Drei Nackte für Tino Sehgal

„(Ohne Titel)“ bei der Ruhrtriennale

Dies ist keine Premierenkritik, sondern ein Erlebnisbericht; denn Tino Sehgal besteht darauf, dass sein Werk in keiner Form dokumentiert, sondern ausschließlich erlebt werden soll.

Duisburg, 31/08/2014

„Der ist ja ganz nackig!“ rief der Steppke seinem Freund laut zu und rannte die kleine Anhöhe im Landschaftspark Duisburg-Nord runter auf die Spielfläche zu, um die sich eine Menschentraube drängte und Frank Willens bei seinem Solo „(Ohne Titel)“ von Tino Sehgal zuschaute. Mit dicken Jacken unter den Regenhäuten standen die meisten Zuschauer um das rund zehn mal zehn Meter große Karree auf dem Schotterplatz zwischen den rostenden Giganten des abgewrackten Stahlwerks, die nun gerade bei Einbruch der Dunkelheit nach und nach immer geheimnisvoller bunt leuchteten.
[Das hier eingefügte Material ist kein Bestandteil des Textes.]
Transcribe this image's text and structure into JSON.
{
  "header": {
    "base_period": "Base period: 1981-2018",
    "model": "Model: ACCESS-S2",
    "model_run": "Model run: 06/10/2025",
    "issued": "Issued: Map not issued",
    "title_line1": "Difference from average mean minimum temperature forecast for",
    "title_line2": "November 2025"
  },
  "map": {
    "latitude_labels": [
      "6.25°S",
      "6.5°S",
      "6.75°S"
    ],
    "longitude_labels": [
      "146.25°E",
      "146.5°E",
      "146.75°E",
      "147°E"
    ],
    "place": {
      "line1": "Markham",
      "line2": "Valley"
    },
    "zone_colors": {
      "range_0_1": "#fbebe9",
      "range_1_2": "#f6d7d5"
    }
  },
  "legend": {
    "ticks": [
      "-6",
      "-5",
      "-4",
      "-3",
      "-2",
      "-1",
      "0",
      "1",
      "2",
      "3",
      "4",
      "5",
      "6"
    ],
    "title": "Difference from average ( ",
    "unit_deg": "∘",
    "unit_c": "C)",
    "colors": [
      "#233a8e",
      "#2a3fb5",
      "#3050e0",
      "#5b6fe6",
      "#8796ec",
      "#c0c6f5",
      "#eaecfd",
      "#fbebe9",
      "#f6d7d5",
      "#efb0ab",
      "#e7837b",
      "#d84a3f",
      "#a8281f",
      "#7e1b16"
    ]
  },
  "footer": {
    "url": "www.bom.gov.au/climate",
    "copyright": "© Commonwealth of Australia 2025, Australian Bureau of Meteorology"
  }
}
Mit größtem Ernst und sportiver Verve führte der kalifornische Wahlberliner Willens durch die Tanzgeschichte des 20. Jahrhunderts mit Häppchen von Nijinsky, Mary Wigman, Martha Graham und Neoklassischem (fast) wie von George Balanchine, legte kontemplative Atempausen ein, marschierte beherzt über den Schotter, mal nach links, mal nach rechts und begann, während er eine ziemlich alberne Daumenchoreografie zelebrierte, eine Konversation mit den Ruhrtriennale-Besuchern. Den mittendrin stehenden Sehgal fragte er: „Na, wie bin ich? Wollest du es so sehen?“ Der versicherte: „It's okay!“

Nach einer Dreiviertelstunde kam der so sehr entbehrliche, absichtsvoll schockierende Clou, auf den man schon vorbereitet war nach der (fast) gleichen Performance von Andrew Hardwidge im unwirtlichen Ambiente der riesigen Kraftzentrale nebenan (mit miserabler Sicht für die Mehrheit des Publikums): der Tänzer, nun sehr dekorativ exakt in der Mitte der Tanzfläche postiert, wedelt mit dem Penis, streckt, reckt und knautscht ihn, versetzt den Hoden kleine Klapse und zieht deren Haut über den Schwanz. Dann pinkelt Willens in die Nacht hinein. Glitzernd perlen die Tröpfchen im hohen Bogen im Scheinwerferlicht durch die Dämmerung. Applaus, Applaus.

Aber es war auch Unmut zu hören: „Wir machen jetzt 10-15 Minuten richtige Pause - da können Sie sich mal die Beine vertreten und was essen oder trinken!“ fordert der Ruhrtriennale-Wächter die mißmutig Wartenden jovial auf. „Beine vertreten? Ha! Grad' haben wir uns zwei Stunden lang die Beine in den Bauch gestanden und sind total durchgefroren. Ich brauch' einen Stuhl und einen Grog!“ schimpft eine Dame. „Eine Zumutung ist das“ grummelt eine andere. Aber viele beißen dann doch munter in den fetttriefenden Snack und schlürfen das Bier aus der Flasche - oder den Rotwein aus edlen Glaspokalen.

Boris Charmatz als Dritter im Bunde dieses „Solo, drei Variationen“ setzt anschließend in der Gießhalle der weitläufigen Industrieanlage noch eins drauf. Affenartig hangelt er sich über die Backsteinmauern, springt von seiner Balustrade in den Graben und hinauf auf die Zuschauertribüne, reißt Witze, brilliert mit blitzenden Augen und unwiderstehlichem Charme als Tänzer-Entertainer und kann sogar vielstrahlig pinkeln.

Wie schrieb doch gerade ein australischer Kunstkritiker so treffend über Sehgals jüngstes Opus „This is So Contemporary“ in Sidney? „Klar, es ist provokativ, und vielleicht ist es Kunst, aber es ist in jedem Fall irritierend!“ Das trifft's generell - Berliner Bär 2013 und Goldener Löwe der Kunstbiennale Venedig als bester Künstler für den 38-jährigen Deutsch-Briten mit indischen Wurzeln hin oder her.